Here the prayer is for self-knowledge before God:
ETERNAL FATHER,
Thou art good beyond all thought,
But I am vile, wretched, miserable, blind;
My lips are ready to confess, but my heart is slow to feel,
. . . . and my ways reluctant to amend.
I bring my soul to thee;
. . . . break it, wound it, bend it, mould it.
Unmask to me sin’s deformity,
. . . . that I may hate it, abhor it, flee from it.
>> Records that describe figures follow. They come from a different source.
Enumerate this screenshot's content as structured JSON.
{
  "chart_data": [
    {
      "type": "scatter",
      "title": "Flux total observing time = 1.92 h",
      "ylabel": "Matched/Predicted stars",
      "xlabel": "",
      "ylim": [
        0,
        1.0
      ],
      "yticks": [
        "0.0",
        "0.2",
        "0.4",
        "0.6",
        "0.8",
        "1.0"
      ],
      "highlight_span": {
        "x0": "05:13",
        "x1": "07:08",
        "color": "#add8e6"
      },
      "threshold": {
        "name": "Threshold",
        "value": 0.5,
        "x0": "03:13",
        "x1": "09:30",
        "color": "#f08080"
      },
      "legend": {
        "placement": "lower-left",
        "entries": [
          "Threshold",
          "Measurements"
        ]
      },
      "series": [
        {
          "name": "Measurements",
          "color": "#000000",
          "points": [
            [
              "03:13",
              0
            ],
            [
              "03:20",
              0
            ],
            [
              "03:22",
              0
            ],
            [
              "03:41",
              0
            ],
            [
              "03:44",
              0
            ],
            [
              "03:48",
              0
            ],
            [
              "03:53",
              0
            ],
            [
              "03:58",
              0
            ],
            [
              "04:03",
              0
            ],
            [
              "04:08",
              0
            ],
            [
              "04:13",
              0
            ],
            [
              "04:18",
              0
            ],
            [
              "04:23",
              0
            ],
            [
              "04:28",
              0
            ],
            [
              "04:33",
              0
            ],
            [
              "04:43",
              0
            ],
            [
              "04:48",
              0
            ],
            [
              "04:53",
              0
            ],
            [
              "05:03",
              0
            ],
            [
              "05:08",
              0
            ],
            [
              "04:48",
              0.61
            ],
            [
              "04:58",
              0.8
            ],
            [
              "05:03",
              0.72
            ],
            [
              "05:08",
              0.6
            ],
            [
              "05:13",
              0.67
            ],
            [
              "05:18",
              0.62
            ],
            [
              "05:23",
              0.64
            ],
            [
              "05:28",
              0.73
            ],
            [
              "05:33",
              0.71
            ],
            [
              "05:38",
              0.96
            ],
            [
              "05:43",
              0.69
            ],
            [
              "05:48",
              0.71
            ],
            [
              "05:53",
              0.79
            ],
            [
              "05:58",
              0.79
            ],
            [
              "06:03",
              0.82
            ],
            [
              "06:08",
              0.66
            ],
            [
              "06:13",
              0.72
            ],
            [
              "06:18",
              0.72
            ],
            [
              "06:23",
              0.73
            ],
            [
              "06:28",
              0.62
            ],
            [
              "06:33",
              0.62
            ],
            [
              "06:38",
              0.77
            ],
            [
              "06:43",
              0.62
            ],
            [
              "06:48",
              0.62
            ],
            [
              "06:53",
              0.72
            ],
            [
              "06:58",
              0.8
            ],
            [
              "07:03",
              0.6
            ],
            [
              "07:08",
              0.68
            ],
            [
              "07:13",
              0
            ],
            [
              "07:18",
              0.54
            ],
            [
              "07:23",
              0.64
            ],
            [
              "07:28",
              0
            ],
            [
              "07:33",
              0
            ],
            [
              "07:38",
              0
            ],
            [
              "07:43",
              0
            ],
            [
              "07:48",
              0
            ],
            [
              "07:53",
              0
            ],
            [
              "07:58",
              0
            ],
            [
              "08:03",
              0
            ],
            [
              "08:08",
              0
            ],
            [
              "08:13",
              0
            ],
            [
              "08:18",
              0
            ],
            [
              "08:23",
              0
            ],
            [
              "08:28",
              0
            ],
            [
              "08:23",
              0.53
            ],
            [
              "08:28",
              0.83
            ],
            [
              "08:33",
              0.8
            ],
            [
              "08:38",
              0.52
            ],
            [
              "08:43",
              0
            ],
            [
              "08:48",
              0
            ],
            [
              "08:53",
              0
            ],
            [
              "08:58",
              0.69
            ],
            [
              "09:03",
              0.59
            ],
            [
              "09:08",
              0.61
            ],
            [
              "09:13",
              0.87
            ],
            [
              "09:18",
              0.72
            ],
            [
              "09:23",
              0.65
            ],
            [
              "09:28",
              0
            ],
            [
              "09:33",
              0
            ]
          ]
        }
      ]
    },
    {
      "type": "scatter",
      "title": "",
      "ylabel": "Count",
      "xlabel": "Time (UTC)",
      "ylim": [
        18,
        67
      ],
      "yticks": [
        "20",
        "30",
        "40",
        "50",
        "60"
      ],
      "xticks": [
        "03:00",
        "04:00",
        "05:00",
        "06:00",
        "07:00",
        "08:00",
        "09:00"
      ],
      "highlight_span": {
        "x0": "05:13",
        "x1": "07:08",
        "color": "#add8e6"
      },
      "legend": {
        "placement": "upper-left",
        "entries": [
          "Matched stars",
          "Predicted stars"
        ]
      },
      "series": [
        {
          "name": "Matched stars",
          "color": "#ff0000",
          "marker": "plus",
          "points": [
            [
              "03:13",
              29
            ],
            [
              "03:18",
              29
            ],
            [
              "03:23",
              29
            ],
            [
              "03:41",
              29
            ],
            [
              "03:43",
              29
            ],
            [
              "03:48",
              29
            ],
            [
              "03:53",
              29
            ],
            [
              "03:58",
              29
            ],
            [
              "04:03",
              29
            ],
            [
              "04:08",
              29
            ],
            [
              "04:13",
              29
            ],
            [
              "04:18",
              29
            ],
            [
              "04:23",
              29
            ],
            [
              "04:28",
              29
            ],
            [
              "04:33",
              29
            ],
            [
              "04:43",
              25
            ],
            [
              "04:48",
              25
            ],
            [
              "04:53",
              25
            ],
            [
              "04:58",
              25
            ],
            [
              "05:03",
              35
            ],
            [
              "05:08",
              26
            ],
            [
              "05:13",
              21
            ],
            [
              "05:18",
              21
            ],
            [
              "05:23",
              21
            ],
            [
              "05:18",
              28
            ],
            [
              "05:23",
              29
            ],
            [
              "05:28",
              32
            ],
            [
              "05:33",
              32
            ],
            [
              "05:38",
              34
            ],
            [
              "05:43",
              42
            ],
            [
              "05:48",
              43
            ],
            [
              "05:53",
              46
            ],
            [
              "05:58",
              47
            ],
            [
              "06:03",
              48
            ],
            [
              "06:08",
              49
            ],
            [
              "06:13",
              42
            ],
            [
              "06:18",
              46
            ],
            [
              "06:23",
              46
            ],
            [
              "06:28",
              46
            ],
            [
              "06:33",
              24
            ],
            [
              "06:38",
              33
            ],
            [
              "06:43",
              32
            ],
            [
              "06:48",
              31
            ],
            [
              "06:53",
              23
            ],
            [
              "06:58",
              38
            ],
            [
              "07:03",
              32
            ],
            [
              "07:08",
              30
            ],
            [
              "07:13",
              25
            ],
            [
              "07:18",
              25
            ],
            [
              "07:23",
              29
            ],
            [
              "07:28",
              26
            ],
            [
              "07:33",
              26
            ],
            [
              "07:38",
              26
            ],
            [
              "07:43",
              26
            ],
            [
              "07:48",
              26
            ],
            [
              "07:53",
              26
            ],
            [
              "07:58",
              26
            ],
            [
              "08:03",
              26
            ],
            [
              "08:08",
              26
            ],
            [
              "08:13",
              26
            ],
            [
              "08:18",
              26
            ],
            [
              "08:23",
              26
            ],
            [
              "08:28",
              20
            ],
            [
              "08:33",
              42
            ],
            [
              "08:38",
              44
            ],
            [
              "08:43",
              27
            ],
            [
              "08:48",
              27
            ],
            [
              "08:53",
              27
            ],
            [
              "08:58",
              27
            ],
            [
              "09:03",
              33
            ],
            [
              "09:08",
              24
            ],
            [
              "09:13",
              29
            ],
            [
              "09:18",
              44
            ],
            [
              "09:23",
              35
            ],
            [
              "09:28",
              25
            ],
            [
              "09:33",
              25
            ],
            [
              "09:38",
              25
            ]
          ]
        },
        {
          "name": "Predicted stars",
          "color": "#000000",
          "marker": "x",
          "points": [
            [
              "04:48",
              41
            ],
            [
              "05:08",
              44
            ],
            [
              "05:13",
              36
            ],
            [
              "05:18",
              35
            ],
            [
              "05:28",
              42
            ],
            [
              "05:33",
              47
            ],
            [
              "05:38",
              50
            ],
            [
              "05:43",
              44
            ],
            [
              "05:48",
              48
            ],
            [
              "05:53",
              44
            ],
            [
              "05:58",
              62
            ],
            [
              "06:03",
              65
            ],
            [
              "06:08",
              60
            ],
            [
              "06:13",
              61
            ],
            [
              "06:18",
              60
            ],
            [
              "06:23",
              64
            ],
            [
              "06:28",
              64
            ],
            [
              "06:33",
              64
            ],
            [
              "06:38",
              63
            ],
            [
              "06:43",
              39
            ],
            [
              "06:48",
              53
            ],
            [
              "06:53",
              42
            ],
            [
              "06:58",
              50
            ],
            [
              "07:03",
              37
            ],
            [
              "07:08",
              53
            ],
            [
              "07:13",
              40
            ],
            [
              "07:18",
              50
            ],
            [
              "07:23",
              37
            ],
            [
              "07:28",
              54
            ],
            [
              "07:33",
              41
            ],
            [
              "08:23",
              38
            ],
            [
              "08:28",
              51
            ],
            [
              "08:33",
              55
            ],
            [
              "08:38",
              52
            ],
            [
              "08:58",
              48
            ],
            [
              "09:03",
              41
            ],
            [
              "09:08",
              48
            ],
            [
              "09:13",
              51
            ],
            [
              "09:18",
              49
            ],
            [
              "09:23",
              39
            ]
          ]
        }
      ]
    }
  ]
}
Conscious of sin, the penitent soul seeks refuge in the death of Jesus:
Yet still I live, and fly repenting to thy outstretched arms;
. . . . thou wilt not cast me off, for Jesus brings me near,
. . . . thou wilt not condemn me, for he died in my stead,
. . . . thou wilt not mark my mountains of sin, for he levelled all,
. . . . and his beauty covers my deformities.
O my God, I bid farewell to sin by clinging to his cross,
. . . . hiding in his wounds, and sheltering in his side.
Ultimately the penitent seeks not only forgiveness but life through grace:
Give me to distinguish between the mere form of godliness and its power,
. . . . between life and a name to live,
. . . . between guile and truth,
. . . . between hypocrisy and a religion that will bear thy eye.
If I am not right, set me right, keep me right;
And may I at last come to thy house in peace.2
Footnotes:
1 Arthur Bennett was a canon of St. Alban’s Cathedral, rector of Little Munden and Sacombe, Hertfordshire, and tutor at All Nations Christian College. He died in 1994, aged 79 years.
2 Arthur Bennett, ed., The Valley of Vision: A Collection of Puritan Prayers and Devotions (Edinburgh: Banner of Truth Trust, 1975), 70, 10, 95.